The town was abuzz with talk of catalogue shopping and home improvement projects. Whether you were looking for winter clothing or shoes, the catalogue was there to help! The magazine’s focus, however, wasn’t solely on retro-style solid-colour clothing and bonnets. It was for women of all ages; it was an absolute bouffer d’air (breath of fresh air). It began as a fashion publication but then evolved into a more general homemaking magazine focusing on everything from crocheting to sewing.
Moving on, arguably the most well-known publication in this genre was Woman’s Weekly magazine. It had been a must-have for British women since the early 1900s, and it peaked in the 1940s. It was on the same lines as all the other magazines mentioned, with instructions on how to crochet and where to find the right materials and sizes for the ideal vintage dress. Using vintage fashion catalogues as a starting point for a beginner’s dress-making project is a great idea.
It had evolved into the modern magazines we peruse in our spare time, complete with a comic strip and a dedicated advertisement page. Whether it was a diagram or a pattern guide for making your clothes more comfortable, women used to take matters into their own hands when designing their clothes, unlike now when we are bombarded with fashion choices at high-street stores as well as online portals.
Cover pages of La Mode Illustrée
Fashion is always a state of mind
Fashion will always evolve, never devolve or disappoint, and sometimes, when you want to attend a date with your partner, your grandmother’s sweater might add the twist to your outfit.

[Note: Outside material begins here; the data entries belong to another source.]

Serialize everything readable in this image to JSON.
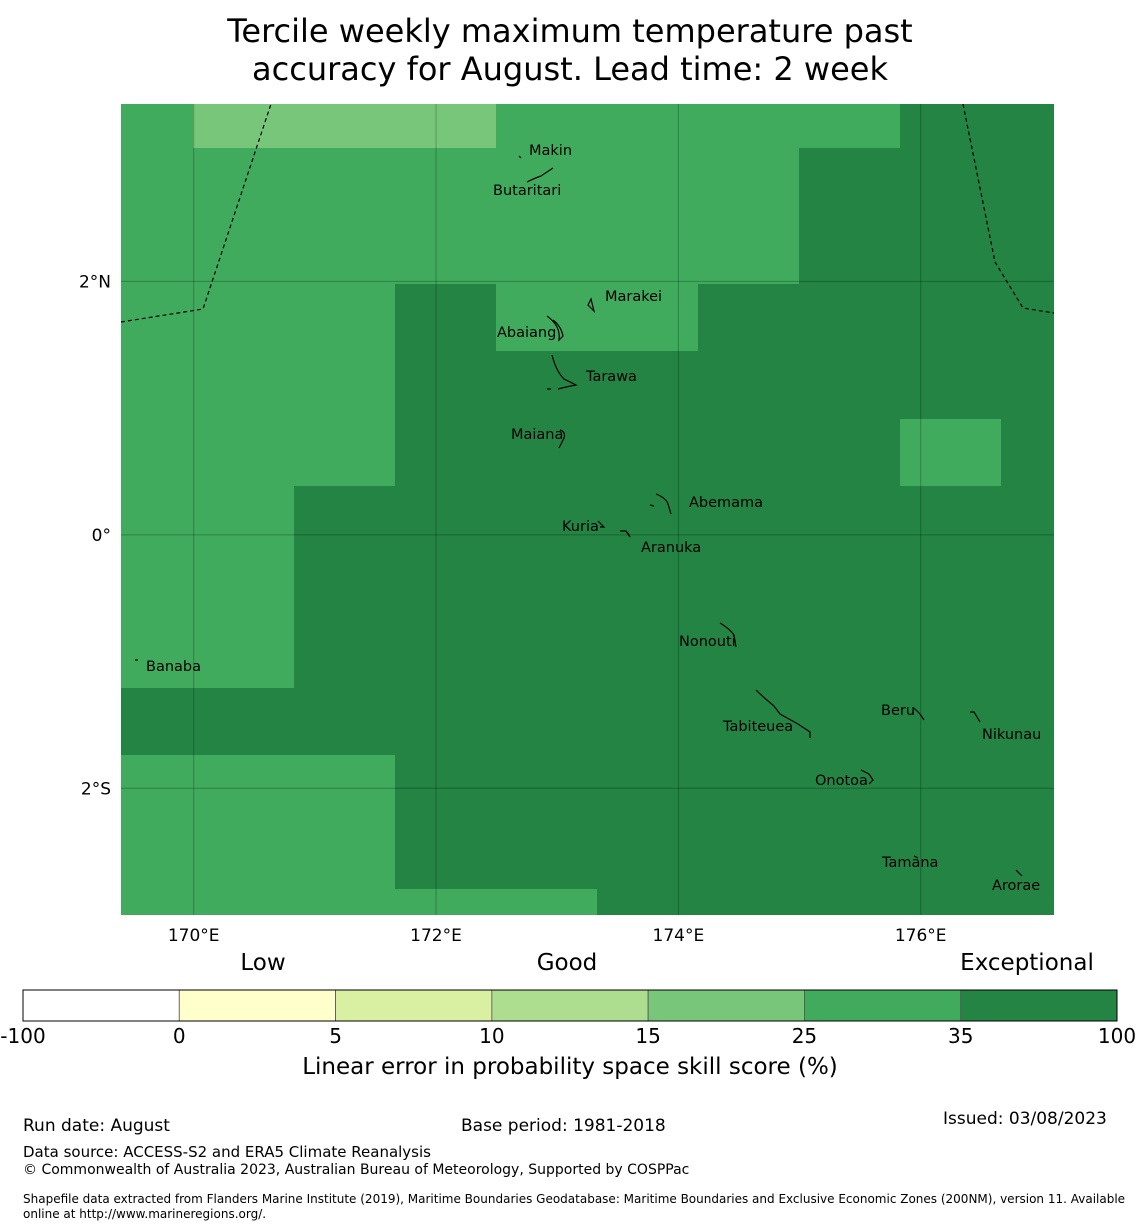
{
  "title": {
    "line1": "Tercile weekly maximum temperature past",
    "line2": "accuracy for August. Lead time: 2 week"
  },
  "map": {
    "lon_range": [
      169.4,
      177.1
    ],
    "lat_range": [
      -3.0,
      3.4
    ],
    "lon_ticks": [
      {
        "v": 170,
        "label": "170°E"
      },
      {
        "v": 172,
        "label": "172°E"
      },
      {
        "v": 174,
        "label": "174°E"
      },
      {
        "v": 176,
        "label": "176°E"
      }
    ],
    "lat_ticks": [
      {
        "v": 2,
        "label": "2°N"
      },
      {
        "v": 0,
        "label": "0°"
      },
      {
        "v": -2,
        "label": "2°S"
      }
    ],
    "grid": true,
    "base_color": "#238443",
    "skill_regions": [
      {
        "color": "#41ab5d",
        "cells": [
          [
            169.4,
            3.4,
            177.1,
            -3.0
          ]
        ]
      }
    ],
    "places": [
      {
        "name": "Makin",
        "lon": 172.95,
        "lat": 3.08
      },
      {
        "name": "Butaritari",
        "lon": 172.75,
        "lat": 2.98
      },
      {
        "name": "Marakei",
        "lon": 173.3,
        "lat": 2.0
      },
      {
        "name": "Abaiang",
        "lon": 172.95,
        "lat": 1.85
      },
      {
        "name": "Tarawa",
        "lon": 173.05,
        "lat": 1.45
      },
      {
        "name": "Maiana",
        "lon": 173.0,
        "lat": 0.95
      },
      {
        "name": "Abemama",
        "lon": 173.9,
        "lat": 0.4
      },
      {
        "name": "Kuria",
        "lon": 173.4,
        "lat": 0.22
      },
      {
        "name": "Aranuka",
        "lon": 173.6,
        "lat": 0.15
      },
      {
        "name": "Nonouti",
        "lon": 174.45,
        "lat": -0.65
      },
      {
        "name": "Banaba",
        "lon": 169.55,
        "lat": -0.87
      },
      {
        "name": "Beru",
        "lon": 176.0,
        "lat": -1.35
      },
      {
        "name": "Nikunau",
        "lon": 176.45,
        "lat": -1.35
      },
      {
        "name": "Tabiteuea",
        "lon": 174.8,
        "lat": -1.35
      },
      {
        "name": "Onotoa",
        "lon": 175.55,
        "lat": -1.8
      },
      {
        "name": "Tamana",
        "lon": 175.95,
        "lat": -2.5
      },
      {
        "name": "Arorae",
        "lon": 176.8,
        "lat": -2.65
      }
    ]
  },
  "colorbar": {
    "categories": [
      {
        "label": "Low",
        "x": 263
      },
      {
        "label": "Good",
        "x": 567
      },
      {
        "label": "Exceptional",
        "x": 1027
      }
    ],
    "bins": [
      {
        "color": "#ffffff"
      },
      {
        "color": "#ffffcc"
      },
      {
        "color": "#d9f0a3"
      },
      {
        "color": "#addd8e"
      },
      {
        "color": "#78c679"
      },
      {
        "color": "#41ab5d"
      },
      {
        "color": "#238443"
      }
    ],
    "ticks": [
      "-100",
      "0",
      "5",
      "10",
      "15",
      "25",
      "35",
      "100"
    ],
    "label": "Linear error in probability space skill score (%)"
  },
  "footer": {
    "run_date": "Run date: August",
    "base_period": "Base period: 1981-2018",
    "issued": "Issued: 03/08/2023",
    "data_source": "Data source: ACCESS-S2 and ERA5 Climate Reanalysis",
    "copyright": "© Commonwealth of Australia 2023, Australian Bureau of Meteorology, Supported by COSPPac",
    "shapefile": "Shapefile data extracted from Flanders Marine Institute (2019), Maritime Boundaries Geodatabase: Maritime Boundaries and Exclusive Economic Zones (200NM), version 11. Available online at http://www.marineregions.org/."
  }
}
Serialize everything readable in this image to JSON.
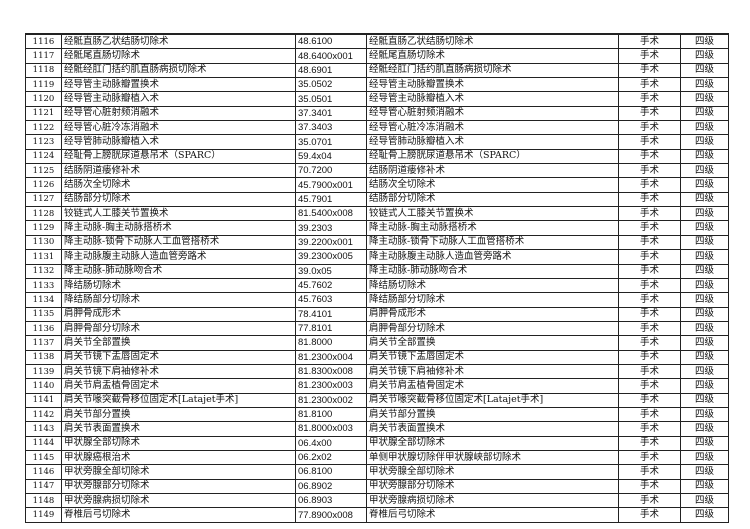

For generations, women have tried to perfect the baggy outfit or the bodysuit with low-rise jeans where the truth, as a matter of fact, is it will always change from generation to generation. What might be the perfect summer dress for you might not be the same for your younger nephew. Fashion is always a state of mind and how you carry yourself, and these women’s magazines, whether the vintage ones or the Vogues and Harper’s Bazaars of today, will only inspire you to rethink and reimagine possibilities with a whirl of motivation. The Devil indeed wears Prada but also wears bonnets and skirts with detailed DIYs.
My Home Magazine (1939-1956): A complete DIY, from knitting, sewing to what you may wear to a dinner party, a holy grail for women of all ages, it also contained home-making and cooking to add to the thrill.
LIFE magazine (beginning of world war in 1939-2000): The DIY guide for the trending materials of the decade — wool, nylon and a complete guide to the tailored suit with broad shoulders.
Woman and Home (1926-present): Be it cap, gloves or cardigans, they had you covered. Want to sew it out? They had that covered too. From a step-by-step guide to the latest collection, Woman and Home was the magazine.
Fashion Service (1930s): With incredible artwork and magazine covers that would make a gloomy day sunny, its vintage editions are still talked about now for fashion inspiration and guidance.
Seventeen (1944-present): Seventeen enhance the role of teenagers as consumers of popular culture. The concept of “teenager” as a distinct demographic originated in that era. Every teenager wanted to wear the perfect highschool outfit and made it the elder sister of magazines.